11.  Are there any hidden messages or morals contained in your books? (Morals as in like Aesops Fables type of "The moral of this story is..")
          Yes, there are. As I said earlier, the Allon books came about in response to kids and the issue they struggle with. One of the main needs they expressed was for ‘hope’.  In the stories I deal with serious issues and the resulting consequences.
          One of the key things I try to do is create balanced female leads As a mother, I wrestled with all aspects of life that assault a girl’s self-image and society’s ideal of what a woman should be. Most YA heroine/female leads are kick butt, take no prisoners, mouthy, independent and cunning. Fiction rarely shows how unselfishly giving strong, unwavering support for the hero, friends or family, can be helpful and desirable characteristics for a woman.
          Although my female leads do stand up, face challenges and wield a weapon or two, I strive to give girls an example of the beauty of spirit and will that transcend physical appearance or martial prowess to a person’s heart and character. 
          With the male leads, I attempt to show boys and teens how to treat a girl/young woman, with respect and kindness, no bullying or controlling. To show how a couple can work together, bound by love, common goals, faithfulness to each other.

12. What is your favourite book and Why?  Have you read it more than once?
        HMS Ulysses by Alistair MacLean. He was a master at third person and pulling the reader in and makes the struggle of the North Atlantic theatre in WWII come alive. I can feel the cold, danger and sympathize with the characters. Actually, I like all his books.

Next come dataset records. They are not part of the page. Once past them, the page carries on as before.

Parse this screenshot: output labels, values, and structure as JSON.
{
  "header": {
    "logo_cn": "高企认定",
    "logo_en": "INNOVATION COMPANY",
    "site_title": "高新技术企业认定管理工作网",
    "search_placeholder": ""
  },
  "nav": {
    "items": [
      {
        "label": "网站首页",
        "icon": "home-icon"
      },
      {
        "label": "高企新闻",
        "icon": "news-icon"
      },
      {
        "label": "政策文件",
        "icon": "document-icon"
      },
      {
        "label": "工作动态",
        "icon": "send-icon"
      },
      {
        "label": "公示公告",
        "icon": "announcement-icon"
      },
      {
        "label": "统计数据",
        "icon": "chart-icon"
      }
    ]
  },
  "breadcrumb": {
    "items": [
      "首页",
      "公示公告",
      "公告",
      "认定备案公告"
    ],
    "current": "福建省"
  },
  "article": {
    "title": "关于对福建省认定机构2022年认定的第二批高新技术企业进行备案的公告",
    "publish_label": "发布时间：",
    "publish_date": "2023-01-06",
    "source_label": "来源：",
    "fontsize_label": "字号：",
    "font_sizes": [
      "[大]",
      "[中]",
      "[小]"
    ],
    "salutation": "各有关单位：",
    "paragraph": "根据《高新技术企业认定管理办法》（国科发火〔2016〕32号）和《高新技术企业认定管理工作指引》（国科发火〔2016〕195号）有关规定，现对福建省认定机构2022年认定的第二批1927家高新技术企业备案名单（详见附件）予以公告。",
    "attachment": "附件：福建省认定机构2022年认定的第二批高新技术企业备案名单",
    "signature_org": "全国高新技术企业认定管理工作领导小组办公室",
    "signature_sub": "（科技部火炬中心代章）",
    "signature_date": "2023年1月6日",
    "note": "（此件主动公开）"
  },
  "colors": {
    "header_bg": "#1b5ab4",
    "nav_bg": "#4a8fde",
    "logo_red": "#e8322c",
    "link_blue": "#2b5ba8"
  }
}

13. Do you think books transfer to movies well? Which is you favourite/worst book to movie transfer?
          Not all books translate well. I know this from my Hollywood screenwriting experience. There are really many, many examples of bad adaptations since this is where the studio decides to take dramatic license rather than doing the story as written. Just by the previews and scuttlebutt, I can say the new Three Musketeers is an example. They took Dumas’ classic and made it steampunk meets Final Fantasy style fighting merely to please their target audience.
          An example of a great adaptation is Lord Of the Rings. Jackson and the scriptwriters took a very complex book and made brilliant movie versions. They didn’t skimp on Tolkien’s characters and ideas, yet made a few modifications and clarification without damaging or radically changing the original story.

14. What do you think about book trailers?
          Having a screenplay background, married to man who worked in animation for years, and an artist daughter, I’m partial to book trailers. We’ve created 6 trailers all visible through the website or my YouTube Channel
  I even have a short video where I explain how Allon came about.

15.  What piece of advice would you give to a new writer?
          Be patient! With self-publishing increasing and e-books readily available, the number of books published annually has grown to 1 million! It takes time to become known. Hocking and Locke are exceptions, not the rule. The average time a traditional publisher breaks down this way:
*6 months pre-release for marketing and promotion to create a buzz.
*1 year shelf live after release.
* 6 to 12 months at discount in major retailers.
*6 months at discount stores
          This can add up to 3-4 years before the publisher removes a book from circulation to shelf it. In this period, the author can get the rights back or the publisher keeps it for future release.

Your blog details? _  I blog about writing and the publishing industry.
Your web site

Thankyou for taking time from your writing schedule to do this interview!